ABSTRACT

Chapter 2 of this volume describes central differences between U.S. and Canadian approaches to cultural and linguistic diversity, arising from important differences in the sociopolitical histories of the two countries. There are, of course, many similarities; both countries, historically, have favored conformity to English, and, especially in the case of Canada, to British sociocultural norms. The francophone community in Quebec was able to withstand absorption into the dominant anglo culture, although the dream expressed by Pierre Elliot Trudeau of individual French/English bilingualism (the personality principle) for all Canadians is dead. In both countries, nondominant or, in the case of Canada, nonofficial (so-called allophone) languages have been in the shadows because English and French have dominated the stage.
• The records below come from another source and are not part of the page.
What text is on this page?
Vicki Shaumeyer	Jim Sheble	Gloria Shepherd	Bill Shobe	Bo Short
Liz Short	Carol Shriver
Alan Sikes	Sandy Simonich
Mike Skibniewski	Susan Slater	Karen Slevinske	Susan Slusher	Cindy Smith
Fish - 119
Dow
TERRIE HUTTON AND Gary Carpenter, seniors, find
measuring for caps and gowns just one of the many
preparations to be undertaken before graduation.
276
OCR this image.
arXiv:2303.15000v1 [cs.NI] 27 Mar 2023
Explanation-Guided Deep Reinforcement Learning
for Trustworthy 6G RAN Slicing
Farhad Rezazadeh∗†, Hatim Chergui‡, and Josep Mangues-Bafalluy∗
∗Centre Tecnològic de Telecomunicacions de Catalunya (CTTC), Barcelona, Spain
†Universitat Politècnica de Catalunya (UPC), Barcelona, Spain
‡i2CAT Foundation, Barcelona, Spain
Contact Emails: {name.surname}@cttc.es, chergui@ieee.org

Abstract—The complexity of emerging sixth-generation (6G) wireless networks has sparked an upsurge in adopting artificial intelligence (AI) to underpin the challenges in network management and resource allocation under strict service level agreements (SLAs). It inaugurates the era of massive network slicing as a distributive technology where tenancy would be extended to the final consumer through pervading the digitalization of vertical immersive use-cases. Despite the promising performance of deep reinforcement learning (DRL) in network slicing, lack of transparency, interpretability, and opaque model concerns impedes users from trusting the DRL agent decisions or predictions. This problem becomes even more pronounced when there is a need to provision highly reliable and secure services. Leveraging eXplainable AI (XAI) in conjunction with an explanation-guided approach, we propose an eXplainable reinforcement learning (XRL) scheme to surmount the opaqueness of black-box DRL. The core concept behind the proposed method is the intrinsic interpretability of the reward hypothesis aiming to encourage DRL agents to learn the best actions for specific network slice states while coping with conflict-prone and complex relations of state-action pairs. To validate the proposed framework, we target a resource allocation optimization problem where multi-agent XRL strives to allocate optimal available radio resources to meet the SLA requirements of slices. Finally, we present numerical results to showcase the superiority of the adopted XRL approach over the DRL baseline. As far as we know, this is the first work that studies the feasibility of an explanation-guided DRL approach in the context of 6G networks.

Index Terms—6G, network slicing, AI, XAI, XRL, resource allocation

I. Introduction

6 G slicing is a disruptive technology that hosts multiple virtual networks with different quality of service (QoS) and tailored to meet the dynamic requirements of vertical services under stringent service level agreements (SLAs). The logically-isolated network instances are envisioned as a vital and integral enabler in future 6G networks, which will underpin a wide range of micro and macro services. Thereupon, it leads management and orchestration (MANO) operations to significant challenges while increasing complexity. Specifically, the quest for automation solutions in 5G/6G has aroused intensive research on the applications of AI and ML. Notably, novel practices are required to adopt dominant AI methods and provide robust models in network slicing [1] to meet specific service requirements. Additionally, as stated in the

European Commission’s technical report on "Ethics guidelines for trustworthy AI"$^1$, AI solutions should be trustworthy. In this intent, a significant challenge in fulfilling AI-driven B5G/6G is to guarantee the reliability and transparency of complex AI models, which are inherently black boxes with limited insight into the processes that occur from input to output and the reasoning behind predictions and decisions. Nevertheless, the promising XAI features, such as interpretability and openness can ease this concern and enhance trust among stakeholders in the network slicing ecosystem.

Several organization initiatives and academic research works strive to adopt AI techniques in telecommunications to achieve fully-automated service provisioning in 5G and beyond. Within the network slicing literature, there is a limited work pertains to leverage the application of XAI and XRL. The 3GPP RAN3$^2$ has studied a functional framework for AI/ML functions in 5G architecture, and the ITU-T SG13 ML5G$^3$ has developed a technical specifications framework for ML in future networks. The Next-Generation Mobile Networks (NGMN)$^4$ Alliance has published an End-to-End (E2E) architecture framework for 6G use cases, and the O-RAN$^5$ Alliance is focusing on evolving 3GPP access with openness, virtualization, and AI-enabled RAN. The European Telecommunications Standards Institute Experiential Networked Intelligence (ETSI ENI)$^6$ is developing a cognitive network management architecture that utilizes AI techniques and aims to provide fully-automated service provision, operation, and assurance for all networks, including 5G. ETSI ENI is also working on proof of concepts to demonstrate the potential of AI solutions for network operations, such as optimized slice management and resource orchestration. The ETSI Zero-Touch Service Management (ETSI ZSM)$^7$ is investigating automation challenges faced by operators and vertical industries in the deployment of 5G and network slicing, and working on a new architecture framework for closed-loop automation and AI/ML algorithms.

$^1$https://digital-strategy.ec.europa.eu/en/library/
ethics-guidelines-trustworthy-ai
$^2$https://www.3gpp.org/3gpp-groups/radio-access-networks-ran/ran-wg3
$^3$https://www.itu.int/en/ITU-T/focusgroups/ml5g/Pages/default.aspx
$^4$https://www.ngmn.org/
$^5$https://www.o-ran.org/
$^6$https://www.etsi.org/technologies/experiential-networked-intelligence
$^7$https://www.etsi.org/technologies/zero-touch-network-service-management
Although the survival of French in Quebec was greatly enhanced by the Quiet Revolution of the 1960s and 1970s, the English “fact” in North America continues to favor shift from French to English outside Quebec (see Beaujot, chapter 3; Cartwright, chapter 11; and Veltman, chapter 12, this volume), and from Spanish to English in the United States. In the United States, English achieved its unchallenged status as the national language through custom; from the earliest days of the republic, speaking English was understood to be a sine qua non for membership in the polity known as the United States. This was so not because repressive laws were passed limiting the public utility of other languages, but due to social pressure to conform (cf. Schmidt, chapter 2, this volume). As Heath and Mandabach (1983) noted: “It has not been the law which has repressed language diversity, but society” (p. 101). In Canada, the fact that 90% of all Canadians live within 200 miles of the United States border has influenced its economic as well as cultural development; American movies, literature, and music—all in English—have permeated Canadian life. Indeed, one of the reasons French nationalism is possible in Quebec is because Canadian nationalism is so loosely defined, if it has been defined at all (McNaught, 1988). For some Canadians, English-speaking Canada has more in common with the United States than with any notion of Canadian nationalism; for others, Canadian nationalism is defined as the right not to be American.